One of those paying close attention to managing antibiotics is Rio Grande Hospital, a 17-bed facility in Del Norte, Colo. Candice Allen, RN, MS, the hospital’s chief nursing officer, joined a four-provider “stewardship panel” moderated by Srinivasan at the May 6 meeting. Allen said Rio Grande’s 13 providers, including its nurses, “jumped on board” to join the work of the collaborative.
“I was surprised at how well everyone embraced it,” Allen said. She noted that Rio Grande’s stewardship strategy centers on collecting data that helps providers understand “what we are doing and why” and developing clinical pathways and order sets to guide antibiotic prescribing.
The work also includes explaining to patients why it’s okay not to order tests, such as urine cultures for asymptomatic bacteriuria – the presence of bacteria in the urine without symptoms or signs of a UTI. Treating bacteriuria with antibiotics is an important contributor to antibiotic resistance.
“We are comfortable telling patients, ‘It’s okay that we don’t do a culture. You’re asymptomatic,” Allen said.
The collaborative has extended its work to other providers. For example, 25-bed Southwest Memorial Hospital in Cortez, Colo., part of the Southwest Health System (SHS), has joined with the CHA to help eight long-term care facilities in the area develop antibiotic stewardship programs, said Marc Meyer, RPh, a pharmacist and infection preventionist with SHS.

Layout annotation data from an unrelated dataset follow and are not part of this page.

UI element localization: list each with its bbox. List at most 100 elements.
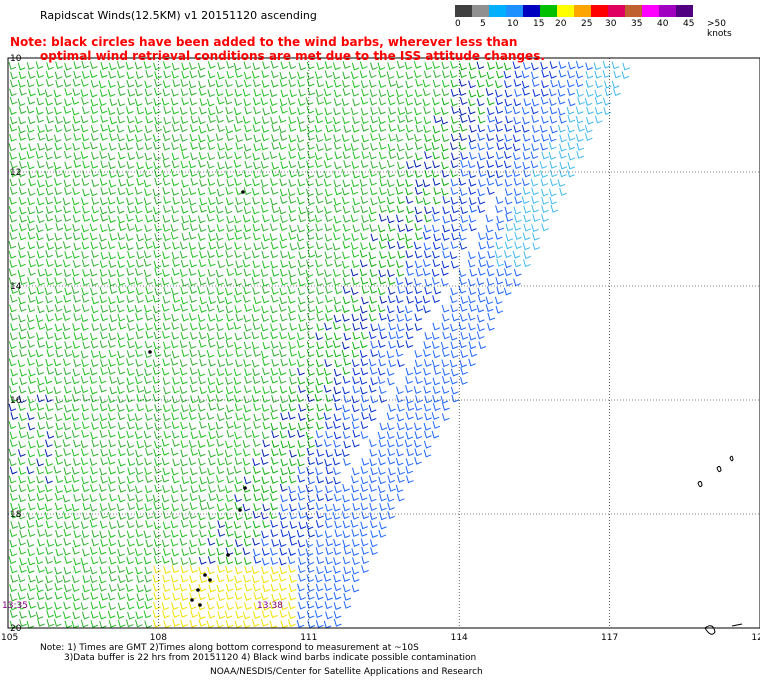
wind-barb xyxy=(135,278,142,285)
wind-barb xyxy=(433,98,440,105)
wind-barb xyxy=(576,107,583,114)
wind-barb xyxy=(325,251,332,258)
wind-barb xyxy=(263,467,270,474)
wind-barb xyxy=(253,511,260,518)
wind-barb xyxy=(207,214,214,221)
wind-barb xyxy=(263,520,270,527)
wind-barb xyxy=(415,403,422,410)
wind-barb xyxy=(92,422,99,429)
wind-barb xyxy=(9,341,16,348)
wind-barb xyxy=(423,80,430,87)
wind-barb xyxy=(144,531,151,538)
wind-barb xyxy=(127,593,134,600)
wind-barb xyxy=(424,450,431,457)
wind-barb xyxy=(352,135,359,142)
wind-barb xyxy=(19,179,26,186)
wind-barb xyxy=(406,287,413,294)
wind-barb xyxy=(398,404,405,411)
wind-barb xyxy=(154,441,161,448)
wind-barb xyxy=(469,142,476,149)
wind-barb xyxy=(325,270,332,277)
wind-barb xyxy=(388,277,395,284)
wind-barb xyxy=(227,602,234,609)
wind-barb xyxy=(297,234,304,241)
wind-barb xyxy=(262,251,269,258)
wind-barb xyxy=(576,116,583,123)
wind-barb xyxy=(389,134,396,141)
wind-barb xyxy=(226,495,233,502)
wind-barb xyxy=(433,214,440,221)
wind-barb xyxy=(351,520,358,527)
wind-barb xyxy=(191,304,198,311)
wind-barb xyxy=(11,80,18,87)
wind-barb xyxy=(198,369,205,376)
wind-barb xyxy=(423,232,430,239)
wind-barb xyxy=(360,529,367,536)
wind-barb xyxy=(299,511,306,518)
wind-barb xyxy=(326,125,333,132)
wind-barb xyxy=(171,224,178,231)
wind-barb xyxy=(56,521,63,528)
wind-barb xyxy=(28,584,35,591)
wind-barb xyxy=(461,206,468,213)
wind-barb xyxy=(271,423,278,430)
wind-barb xyxy=(155,79,162,86)
wind-barb xyxy=(415,323,422,330)
wind-barb xyxy=(515,232,522,239)
wind-barb xyxy=(406,466,413,473)
wind-barb xyxy=(36,359,43,366)
wind-barb xyxy=(388,448,395,455)
wind-barb xyxy=(181,450,188,457)
wind-barb xyxy=(567,125,574,132)
wind-barb xyxy=(388,260,395,267)
wind-barb xyxy=(63,332,70,339)
wind-barb xyxy=(298,540,305,547)
wind-barb xyxy=(235,333,242,340)
wind-barb xyxy=(307,377,314,384)
wind-barb xyxy=(199,430,206,437)
wind-barb xyxy=(218,62,225,69)
wind-barb xyxy=(271,405,278,412)
wind-barb xyxy=(199,88,206,95)
wind-barb xyxy=(398,224,405,231)
wind-barb xyxy=(173,439,180,446)
wind-barb xyxy=(289,565,296,572)
wind-barb xyxy=(451,261,458,268)
wind-barb xyxy=(55,493,62,500)
wind-barb xyxy=(362,89,369,96)
wind-barb xyxy=(342,449,349,456)
wind-barb xyxy=(64,106,71,113)
wind-barb xyxy=(109,566,116,573)
wind-barb xyxy=(415,223,422,230)
wind-barb xyxy=(82,413,89,420)
wind-barb xyxy=(362,512,369,519)
wind-barb xyxy=(172,107,179,114)
wind-barb xyxy=(82,530,89,537)
wind-barb xyxy=(387,72,394,79)
wind-barb xyxy=(10,313,17,320)
wind-barb xyxy=(290,459,297,466)
wind-barb xyxy=(334,142,341,149)
wind-barb xyxy=(351,287,358,294)
wind-barb xyxy=(281,441,288,448)
wind-barb xyxy=(360,322,367,329)
wind-barb xyxy=(136,611,143,618)
wind-barb xyxy=(460,124,467,131)
wind-barb xyxy=(388,170,395,177)
wind-barb xyxy=(461,367,468,374)
wind-barb xyxy=(198,404,205,411)
wind-barb xyxy=(19,315,26,322)
wind-barb xyxy=(361,196,368,203)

The project included a day-long conference in late March with presentations by Wald and a CDC medical epidemiology expert. “We’ve challenged ourselves to think outside of the walls of the hospital and get into the community,” said Meyer.
Time to get on board
It’s vital that hospitals, whatever their size, focus attention on how they administer antibiotics, the conference participants agreed. For one, Colorado has seen an increase in the incidence of C. diff, a gut-dwelling, toxin-producing bacterium that causes severe diarrhea and colitis and is especially dangerous to already weakened patients, such as the elderly and the immunocompromised. Overprescribing antibiotics opens the door to C. diff by wiping out “good bacteria” and allowing the rogue intruders to take over.
Wendy Bamberg, MD, of the Colorado Department of Public Health and Environment, noted that there were 3,600 cases of C. diff. in the Denver metro area alone each year from 2010 to 2014.
“The number is trending up,” she said. “The Antibiotic Stewardship Collaborative is an important part of C. diff infection prevention in this state.”
Hospitals that solidify their stewardship programs now will not only protect their patients and public health; they also will be ahead of the health care curve, Srinivasan added. He noted that the Centers for Medicare and Medicaid Services has proposed that antibiotic stewardship programs be a “condition of participation” for long-term care facilities. The same requirement could be coming for hospitals, Srinivasan said. If it does, the Joint Commission, which “echoes” CMS regulations, would likely include stewardship programs in its accreditation criteria, he said.
“CMS is signaling to the world that it is considering antibiotic use as a condition for payment,” Srinivasan said. “It is putting a marker down.”
Despite the progress and the urgency of continuing it, much work remains to be done to change a health care system that continues to rely heavily on antibiotics in patient care – often justifiably so, Barber said.
“The biggest challenge is changing practice,” he said. “We have a wide group of providers and they all want to do what is best for the patient. But we have reached a critical point in the number of antibiotics we give patients. We now often need broader-spectrum, more expensive and more toxic agents. We need stewardship programs that minimize the collateral damage that can be caused by antibiotics.”